Penulis: Dr. Arsalim (Dosen Pascasarjana Universitas Sulawesi Tenggara)
KENDARIPOS.CO.ID-Pada akhirnya, yang runtuh bukan hanya lereng perbukitan, jembatan, atau rumah-rumah warga, tapi yang roboh sesungguhnya adalah sistem yang seharusnya menjaga keselamatan publik. Banjir besar yang kembali melanda Aceh dan berbagai wilayah di Sumatera, mengingatkan kita bahwa bencana tidak pernah berdiri sendiri. Ia selalu memiliki akar, dan sering kali akar itu tumbuh dari keputusan-keputusan yang mengabaikan integritas dalam pengelolaan ruang hidup kita.
Hujan deras hanyalah pemantik, yang membuat banjir berubah menjadi air bah adalah rapuhnya benteng alam yang selama ini menjadi pelindung kita yaitu hutan, daerah tangkapan air, dan sungai-sungai yang dulu mengalir jernih. Ketika penyangga alam itu rusak, bencana menjadi tinggal menunggu waktu. Dalam banyak kasus, kerusakan itu tidak lepas dari praktik korupsi yang menyelinap di celah-celah perizinan, pengawasan, serta tata kelola sumber daya alam.
Di Aceh, Sumatera dan sebagian besar wilayah Sumatera lainnya, banjir dan longsor bukan lagi peristiwa luar biasa.

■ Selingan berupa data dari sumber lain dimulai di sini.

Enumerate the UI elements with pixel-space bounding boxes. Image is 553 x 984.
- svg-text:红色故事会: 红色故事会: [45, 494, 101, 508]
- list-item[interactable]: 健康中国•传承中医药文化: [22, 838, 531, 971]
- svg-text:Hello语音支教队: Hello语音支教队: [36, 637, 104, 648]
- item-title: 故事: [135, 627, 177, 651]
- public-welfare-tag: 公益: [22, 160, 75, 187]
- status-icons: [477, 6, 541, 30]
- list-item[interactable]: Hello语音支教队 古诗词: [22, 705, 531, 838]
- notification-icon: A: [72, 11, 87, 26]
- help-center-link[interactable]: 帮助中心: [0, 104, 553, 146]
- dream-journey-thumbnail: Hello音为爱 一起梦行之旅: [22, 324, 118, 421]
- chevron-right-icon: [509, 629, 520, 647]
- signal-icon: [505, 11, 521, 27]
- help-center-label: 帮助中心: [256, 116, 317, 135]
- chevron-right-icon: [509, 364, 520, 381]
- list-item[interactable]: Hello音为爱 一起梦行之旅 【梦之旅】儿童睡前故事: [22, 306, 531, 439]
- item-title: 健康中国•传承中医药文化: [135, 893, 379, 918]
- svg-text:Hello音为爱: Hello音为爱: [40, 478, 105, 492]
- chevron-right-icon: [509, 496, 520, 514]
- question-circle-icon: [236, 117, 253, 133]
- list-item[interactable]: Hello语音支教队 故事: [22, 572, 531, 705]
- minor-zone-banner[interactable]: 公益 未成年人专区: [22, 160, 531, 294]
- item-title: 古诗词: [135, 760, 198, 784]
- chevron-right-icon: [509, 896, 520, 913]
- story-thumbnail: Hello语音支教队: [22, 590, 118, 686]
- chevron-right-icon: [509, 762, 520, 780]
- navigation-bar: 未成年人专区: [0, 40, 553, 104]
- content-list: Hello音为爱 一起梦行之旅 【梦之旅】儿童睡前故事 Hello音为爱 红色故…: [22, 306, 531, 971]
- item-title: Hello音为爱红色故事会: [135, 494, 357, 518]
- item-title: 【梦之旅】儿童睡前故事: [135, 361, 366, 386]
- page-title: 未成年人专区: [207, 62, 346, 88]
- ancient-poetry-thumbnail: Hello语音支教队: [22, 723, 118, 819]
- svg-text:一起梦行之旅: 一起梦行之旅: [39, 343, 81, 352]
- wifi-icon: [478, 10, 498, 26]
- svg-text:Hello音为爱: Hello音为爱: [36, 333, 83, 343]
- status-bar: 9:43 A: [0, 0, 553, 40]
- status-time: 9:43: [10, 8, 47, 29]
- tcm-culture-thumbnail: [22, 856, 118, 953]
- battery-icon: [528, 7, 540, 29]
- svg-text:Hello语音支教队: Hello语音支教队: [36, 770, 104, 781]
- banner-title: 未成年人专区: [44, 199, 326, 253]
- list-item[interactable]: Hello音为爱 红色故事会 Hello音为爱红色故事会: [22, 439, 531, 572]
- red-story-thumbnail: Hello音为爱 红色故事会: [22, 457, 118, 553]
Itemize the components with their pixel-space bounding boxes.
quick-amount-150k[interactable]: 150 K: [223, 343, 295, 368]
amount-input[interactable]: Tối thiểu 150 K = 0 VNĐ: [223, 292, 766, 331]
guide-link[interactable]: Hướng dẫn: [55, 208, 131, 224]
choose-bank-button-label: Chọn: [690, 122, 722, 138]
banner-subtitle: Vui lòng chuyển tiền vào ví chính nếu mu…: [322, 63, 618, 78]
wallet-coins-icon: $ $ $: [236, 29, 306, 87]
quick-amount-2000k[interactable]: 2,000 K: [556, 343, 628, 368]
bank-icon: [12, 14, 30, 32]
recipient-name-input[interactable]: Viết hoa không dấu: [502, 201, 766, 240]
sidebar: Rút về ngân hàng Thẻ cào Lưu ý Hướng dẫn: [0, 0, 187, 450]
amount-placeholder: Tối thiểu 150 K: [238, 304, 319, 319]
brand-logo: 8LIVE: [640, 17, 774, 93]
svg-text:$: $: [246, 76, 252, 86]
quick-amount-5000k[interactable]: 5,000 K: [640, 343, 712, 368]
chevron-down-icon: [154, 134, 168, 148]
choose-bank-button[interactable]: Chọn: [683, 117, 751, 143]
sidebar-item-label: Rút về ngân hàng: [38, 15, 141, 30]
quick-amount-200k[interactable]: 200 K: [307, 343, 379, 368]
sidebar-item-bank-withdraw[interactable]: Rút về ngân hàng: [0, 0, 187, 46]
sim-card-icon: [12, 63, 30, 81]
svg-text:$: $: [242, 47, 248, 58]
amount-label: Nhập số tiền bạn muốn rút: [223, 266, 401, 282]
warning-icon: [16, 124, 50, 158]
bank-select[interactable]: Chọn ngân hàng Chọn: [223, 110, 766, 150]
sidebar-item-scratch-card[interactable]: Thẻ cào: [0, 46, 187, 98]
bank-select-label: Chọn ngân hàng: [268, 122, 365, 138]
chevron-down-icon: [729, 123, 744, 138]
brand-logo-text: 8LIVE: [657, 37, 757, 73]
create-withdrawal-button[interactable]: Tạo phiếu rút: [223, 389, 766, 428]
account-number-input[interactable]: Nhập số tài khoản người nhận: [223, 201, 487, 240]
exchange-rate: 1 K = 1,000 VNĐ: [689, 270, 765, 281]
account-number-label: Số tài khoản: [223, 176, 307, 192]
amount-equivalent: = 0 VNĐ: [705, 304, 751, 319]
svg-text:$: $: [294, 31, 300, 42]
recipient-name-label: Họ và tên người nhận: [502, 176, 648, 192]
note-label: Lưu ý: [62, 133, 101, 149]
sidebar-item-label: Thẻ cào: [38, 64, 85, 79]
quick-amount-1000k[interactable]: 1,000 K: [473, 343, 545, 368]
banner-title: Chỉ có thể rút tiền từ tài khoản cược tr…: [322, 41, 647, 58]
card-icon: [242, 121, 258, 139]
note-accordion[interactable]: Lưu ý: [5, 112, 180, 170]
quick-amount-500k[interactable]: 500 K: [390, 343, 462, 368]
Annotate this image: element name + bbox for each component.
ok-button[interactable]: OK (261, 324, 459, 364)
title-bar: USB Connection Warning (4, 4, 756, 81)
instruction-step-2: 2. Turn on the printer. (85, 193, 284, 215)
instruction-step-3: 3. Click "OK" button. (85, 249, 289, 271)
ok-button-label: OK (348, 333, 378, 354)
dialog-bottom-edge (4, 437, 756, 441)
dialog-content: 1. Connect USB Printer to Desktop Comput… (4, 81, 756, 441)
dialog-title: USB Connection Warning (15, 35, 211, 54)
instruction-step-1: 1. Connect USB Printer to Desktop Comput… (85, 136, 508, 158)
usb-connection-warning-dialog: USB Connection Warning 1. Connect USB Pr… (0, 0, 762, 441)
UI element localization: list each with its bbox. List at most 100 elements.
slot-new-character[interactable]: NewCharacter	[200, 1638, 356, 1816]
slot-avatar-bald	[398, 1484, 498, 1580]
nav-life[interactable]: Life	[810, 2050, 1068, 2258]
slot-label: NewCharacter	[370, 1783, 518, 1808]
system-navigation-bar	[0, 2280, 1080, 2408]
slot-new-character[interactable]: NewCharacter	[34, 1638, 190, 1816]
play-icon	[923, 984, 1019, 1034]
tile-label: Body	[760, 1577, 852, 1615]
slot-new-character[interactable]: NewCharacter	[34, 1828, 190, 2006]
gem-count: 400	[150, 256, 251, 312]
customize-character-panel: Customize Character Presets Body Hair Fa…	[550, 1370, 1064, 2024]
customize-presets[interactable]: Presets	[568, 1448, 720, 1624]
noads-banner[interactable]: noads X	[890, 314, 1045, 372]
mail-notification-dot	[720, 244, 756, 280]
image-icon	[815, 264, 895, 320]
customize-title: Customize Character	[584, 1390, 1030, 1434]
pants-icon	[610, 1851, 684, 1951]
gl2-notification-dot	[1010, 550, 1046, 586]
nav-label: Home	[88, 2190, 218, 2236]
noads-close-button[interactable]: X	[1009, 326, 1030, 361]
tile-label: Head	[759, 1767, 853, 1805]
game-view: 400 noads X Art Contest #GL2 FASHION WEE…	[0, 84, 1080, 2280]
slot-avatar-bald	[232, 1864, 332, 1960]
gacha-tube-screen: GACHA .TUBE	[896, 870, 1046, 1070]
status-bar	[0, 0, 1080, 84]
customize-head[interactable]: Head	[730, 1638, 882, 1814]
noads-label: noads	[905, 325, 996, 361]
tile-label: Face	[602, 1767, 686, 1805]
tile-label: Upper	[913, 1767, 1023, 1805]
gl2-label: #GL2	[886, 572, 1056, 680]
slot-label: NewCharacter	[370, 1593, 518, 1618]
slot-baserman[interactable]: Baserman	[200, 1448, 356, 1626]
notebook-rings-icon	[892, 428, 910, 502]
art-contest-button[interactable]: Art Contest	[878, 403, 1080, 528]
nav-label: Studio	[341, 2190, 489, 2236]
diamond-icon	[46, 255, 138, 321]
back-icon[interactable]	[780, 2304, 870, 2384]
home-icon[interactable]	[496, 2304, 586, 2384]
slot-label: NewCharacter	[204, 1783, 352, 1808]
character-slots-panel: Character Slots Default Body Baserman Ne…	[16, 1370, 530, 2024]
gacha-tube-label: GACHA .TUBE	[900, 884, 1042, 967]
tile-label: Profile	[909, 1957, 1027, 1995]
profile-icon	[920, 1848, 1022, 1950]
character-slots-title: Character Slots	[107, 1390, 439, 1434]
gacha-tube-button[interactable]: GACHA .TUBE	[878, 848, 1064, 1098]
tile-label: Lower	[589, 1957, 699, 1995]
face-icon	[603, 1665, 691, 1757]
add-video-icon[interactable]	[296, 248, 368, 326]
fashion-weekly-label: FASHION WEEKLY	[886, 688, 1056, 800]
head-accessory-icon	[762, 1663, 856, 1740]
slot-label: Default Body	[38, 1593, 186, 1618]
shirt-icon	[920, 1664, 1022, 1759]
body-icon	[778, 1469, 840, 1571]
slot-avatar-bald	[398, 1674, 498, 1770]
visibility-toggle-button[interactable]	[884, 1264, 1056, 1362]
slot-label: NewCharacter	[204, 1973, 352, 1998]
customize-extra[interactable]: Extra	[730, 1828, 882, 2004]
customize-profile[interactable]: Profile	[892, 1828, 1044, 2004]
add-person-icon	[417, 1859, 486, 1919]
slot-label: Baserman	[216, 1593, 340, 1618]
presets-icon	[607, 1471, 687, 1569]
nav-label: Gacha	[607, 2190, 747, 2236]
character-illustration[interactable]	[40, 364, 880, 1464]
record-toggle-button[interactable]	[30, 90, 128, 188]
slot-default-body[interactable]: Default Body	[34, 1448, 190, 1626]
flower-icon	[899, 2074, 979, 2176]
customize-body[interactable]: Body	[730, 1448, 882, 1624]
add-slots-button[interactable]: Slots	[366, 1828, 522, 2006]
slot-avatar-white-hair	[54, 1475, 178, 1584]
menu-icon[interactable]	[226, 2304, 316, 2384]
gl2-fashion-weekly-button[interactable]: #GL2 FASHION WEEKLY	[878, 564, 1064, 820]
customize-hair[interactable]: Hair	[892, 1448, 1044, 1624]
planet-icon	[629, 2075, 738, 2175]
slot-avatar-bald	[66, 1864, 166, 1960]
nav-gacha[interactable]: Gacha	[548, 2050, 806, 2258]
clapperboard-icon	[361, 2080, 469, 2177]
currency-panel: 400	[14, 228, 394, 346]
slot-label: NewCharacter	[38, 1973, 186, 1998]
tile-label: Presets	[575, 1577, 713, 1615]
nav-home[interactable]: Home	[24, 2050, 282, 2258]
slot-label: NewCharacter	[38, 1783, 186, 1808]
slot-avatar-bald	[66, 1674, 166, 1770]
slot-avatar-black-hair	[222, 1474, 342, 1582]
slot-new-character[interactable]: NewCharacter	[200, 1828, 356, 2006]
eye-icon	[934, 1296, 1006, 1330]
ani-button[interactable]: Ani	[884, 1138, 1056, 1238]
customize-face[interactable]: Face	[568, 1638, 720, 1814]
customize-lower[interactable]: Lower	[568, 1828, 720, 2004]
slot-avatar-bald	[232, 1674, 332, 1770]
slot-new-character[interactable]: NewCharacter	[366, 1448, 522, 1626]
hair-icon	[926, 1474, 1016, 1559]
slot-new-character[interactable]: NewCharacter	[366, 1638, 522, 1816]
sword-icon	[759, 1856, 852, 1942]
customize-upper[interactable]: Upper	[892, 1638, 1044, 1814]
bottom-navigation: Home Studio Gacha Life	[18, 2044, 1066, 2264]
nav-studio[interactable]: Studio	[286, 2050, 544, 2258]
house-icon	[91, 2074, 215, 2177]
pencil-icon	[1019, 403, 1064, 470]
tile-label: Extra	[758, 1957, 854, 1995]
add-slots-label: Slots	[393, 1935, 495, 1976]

Ia datang dengan pola yang nyaris sama, intensitas hujan tinggi, hutan yang hilang, dan lahan yang berubah fungsi dalam skala besar.
Dalam banyak laporan organisasi lingkungan, disebutkan bahwa pembukaan hutan di kawasan sensitif sering kali terkait dengan ketidakpatuhan terhadap aturan tata ruang. Ada izin yang diterbitkan tanpa kajian matang, ada pengawasan yang tidak berjalan, hingga penindakan yang tersendat. Semua itu membuka ruang bagi kepentingan yang lebih besar daripada keselamatan ekologis.